Ansbacher Family Establishes Lasting Legacy
October 21, 2004
Heinz Ludwig Ansbacher and Rowena Ripin Ansbacher awarded Doctors
of Letters by UVM President Lattie Coor, May 18, 1980
Ansbachers' Awarded Doctors of Letters, May 18, 1980
Max (UVM '57), Ben, Ted (UVM '68), and Charles Ansbacher have given the University of Vermont an endowed gift of $350,000 to establish the Heinz and Rowena Ansbacher Green and Gold Professorship In Psychology. The fund was established by the Ansbachers to honor the lifetime achievements in the field of psychology by their parents, Heinz and Rowena, and the legacy of Heinz, who imparted that knowledge as a Professor of Psychology to four decades of students at UVM. This gift reflects the Ansbacher family's wish to provide a lasting tribute to their father and mother. "They lived Adlerian psychology," says Professor Robert Lawson as he recalls coming to know Heinz and Rowena Ansbacher during his first years on campus some 40 years ago. "Social support, the priority of home life and individual responsibility were all very important to them."

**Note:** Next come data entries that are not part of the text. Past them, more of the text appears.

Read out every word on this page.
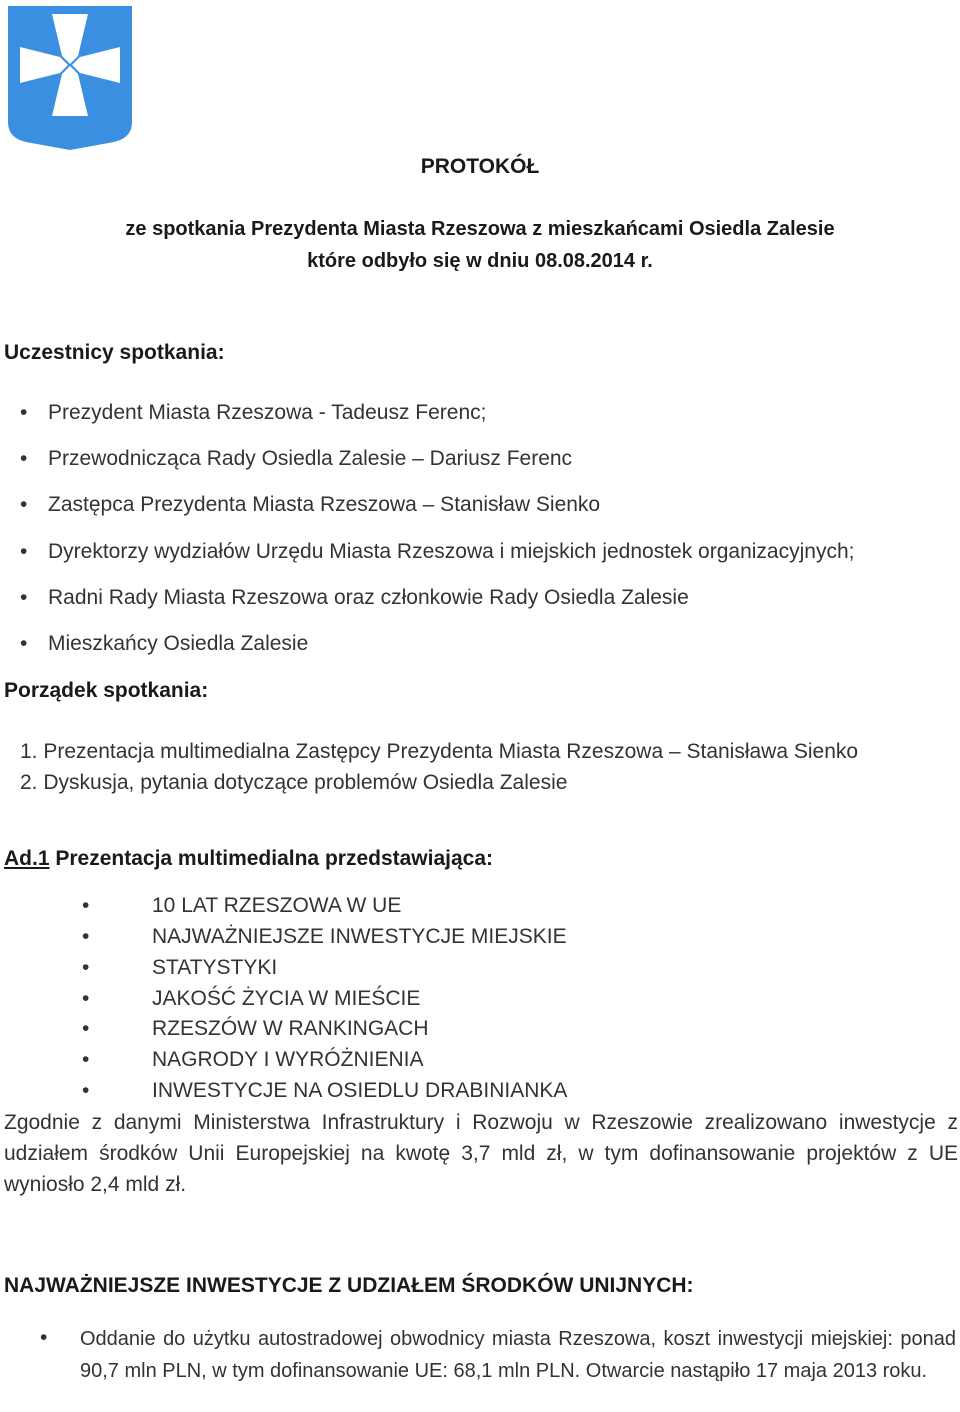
PROTOKÓŁ
ze spotkania Prezydenta Miasta Rzeszowa z mieszkańcami Osiedla Zalesie
które odbyło się w dniu 08.08.2014 r.
Uczestnicy spotkania:
• Prezydent Miasta Rzeszowa - Tadeusz Ferenc;
• Przewodnicząca Rady Osiedla Zalesie – Dariusz Ferenc
• Zastępca Prezydenta Miasta Rzeszowa – Stanisław Sienko
• Dyrektorzy wydziałów Urzędu Miasta Rzeszowa i miejskich jednostek organizacyjnych;
• Radni Rady Miasta Rzeszowa oraz członkowie Rady Osiedla Zalesie
• Mieszkańcy Osiedla Zalesie
Porządek spotkania:
1. Prezentacja multimedialna Zastępcy Prezydenta Miasta Rzeszowa – Stanisława Sienko
2. Dyskusja, pytania dotyczące problemów Osiedla Zalesie
Ad.1 Prezentacja multimedialna przedstawiająca:
•	10 LAT RZESZOWA W UE
•	NAJWAŻNIEJSZE INWESTYCJE MIEJSKIE
•	STATYSTYKI
•	JAKOŚĆ ŻYCIA W MIEŚCIE
•	RZESZÓW W RANKINGACH
•	NAGRODY I WYRÓŻNIENIA
•	INWESTYCJE NA OSIEDLU DRABINIANKA
Zgodnie z danymi Ministerstwa Infrastruktury i Rozwoju w Rzeszowie zrealizowano inwestycje z udziałem środków Unii Europejskiej na kwotę 3,7 mld zł, w tym dofinansowanie projektów z UE wyniosło 2,4 mld zł.
NAJWAŻNIEJSZE INWESTYCJE Z UDZIAŁEM ŚRODKÓW UNIJNYCH:
• Oddanie do użytku autostradowej obwodnicy miasta Rzeszowa, koszt inwestycji miejskiej: ponad 90,7 mln PLN, w tym dofinansowanie UE: 68,1 mln PLN. Otwarcie nastąpiło 17 maja 2013 roku.
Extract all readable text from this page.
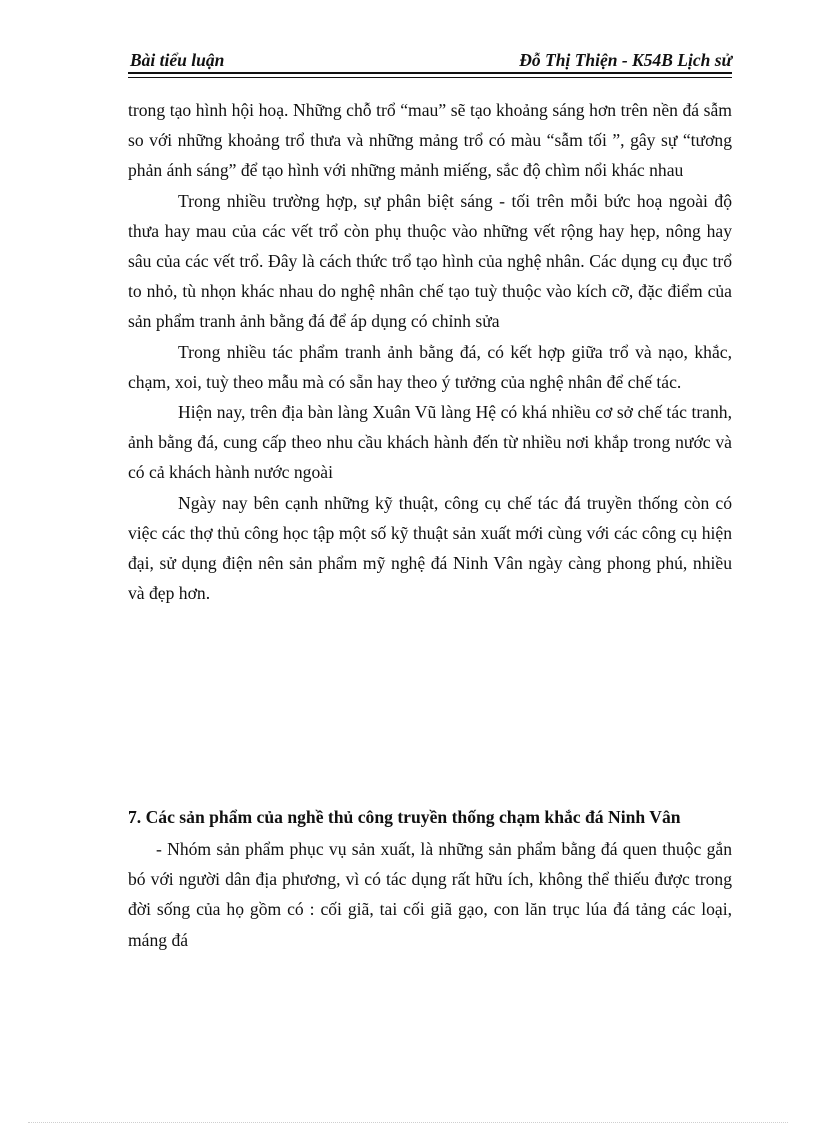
Bài tiểu luận	Đỗ Thị Thiện - K54B Lịch sử

trong tạo hình hội hoạ. Những chỗ trổ “mau” sẽ tạo khoảng sáng hơn trên nền đá sẫm so với những khoảng trổ thưa và những mảng trổ có màu “sẫm tối ”, gây sự “tương phản ánh sáng” để tạo hình với những mảnh miếng, sắc độ chìm nổi khác nhau

Trong nhiều trường hợp, sự phân biệt sáng - tối trên mỗi bức hoạ ngoài độ thưa hay mau của các vết trổ còn phụ thuộc vào những vết rộng hay hẹp, nông hay sâu của các vết trổ. Đây là cách thức trổ tạo hình của nghệ nhân. Các dụng cụ đục trổ to nhỏ, tù nhọn khác nhau do nghệ nhân chế tạo tuỳ thuộc vào kích cỡ, đặc điểm của sản phẩm tranh ảnh bằng đá để áp dụng có chỉnh sửa

Trong nhiều tác phẩm tranh ảnh bằng đá, có kết hợp giữa trổ và nạo, khắc, chạm, xoi, tuỳ theo mẫu mà có sẵn hay theo ý tưởng của nghệ nhân để chế tác.

Hiện nay, trên địa bàn làng Xuân Vũ làng Hệ có khá nhiều cơ sở chế tác tranh, ảnh bằng đá, cung cấp theo nhu cầu khách hành đến từ nhiều nơi khắp trong nước và có cả khách hành nước ngoài

Ngày nay bên cạnh những kỹ thuật, công cụ chế tác đá truyền thống còn có việc các thợ thủ công học tập một số kỹ thuật sản xuất mới cùng với các công cụ hiện đại, sử dụng điện nên sản phẩm mỹ nghệ đá Ninh Vân ngày càng phong phú, nhiều và đẹp hơn.

7. Các sản phẩm của nghề thủ công truyền thống chạm khắc đá Ninh Vân

- Nhóm sản phẩm phục vụ sản xuất, là những sản phẩm bằng đá quen thuộc gắn bó với người dân địa phương, vì có tác dụng rất hữu ích, không thể thiếu được trong đời sống của họ gồm có : cối giã, tai cối giã gạo, con lăn trục lúa đá tảng các loại, máng đá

Heinz Ansbacher, a veteran member of the psychology faculty, helped Lawson, then a young professor, settle into academic life in the mid- 1960s and would continue to be a regular presence in the Department of Psychology long past his retirement in 1970, strolling over from his East Avenue home to check his mail daily, often putting in a good word for keeping the spirit and practice of individual psychology alive in the department.
Heinz is still going strong, having celebrated his 100th birthday on Oct. 21. In recognition of that milestone, Heinz and the late Rowena Ansbacher's family has assured that the influence of their parents will continue in UVM psychology for years to come. "He has all the ties he needs," says Max Ansbacher, "we thought we'd do something a little more meaningful to celebrate his wonderful life." About half of Heinz's long life has been spent in Burlington, where he joined the UVM faculty in 1946. Heinz and Rowena both worked directly with Alfred Adler as scholars and editors and are considered among the leading early followers of the Adlerian school of thought. The Alfred Adler Institute Website summarizes the pillars of that philosophy: "the necessity of looking at man as a whole, as a functioning entity, reacting to his environment as well as to his physical endowment, rather than as a summation of instincts, drives and other psychological manifestations."
Heinz and Max Ansbacher
On the eve of his 100th birthday, Heinz considers what initially attracted him personally and professionally to Adler's way of thinking. "It was against Freud," he says. On another inevitable question, Ansbacher declines any credit for his impressive longevity, "I didn't do anything about it," he says. "I just have a good heart." The purpose of this fund is to provide additional funding for a highly productive and/or nationally known faculty member in the Department of Psychology deserving of a reward for teaching and research. The professorship will be awarded to a faculty member whose teaching and scholarship focuses upon the enhancement of individual and collective human strengths, virtues and citizenship as exemplified in the teachings of Dr. Alfred Adler. It was the teachings of Adler that inspired the rich and positive heritage left to the University by Professors Heinz and Rowena Ansbacher. The Ansbacher Professor will be appointed for a three to five year term after which another worthy
faculty member will receive the designation. The Heinz and Rowena Ansbacher Green and Gold Professor will hold an academic appointment in the Psychology Department of the College of Arts & Sciences, University of Vermont.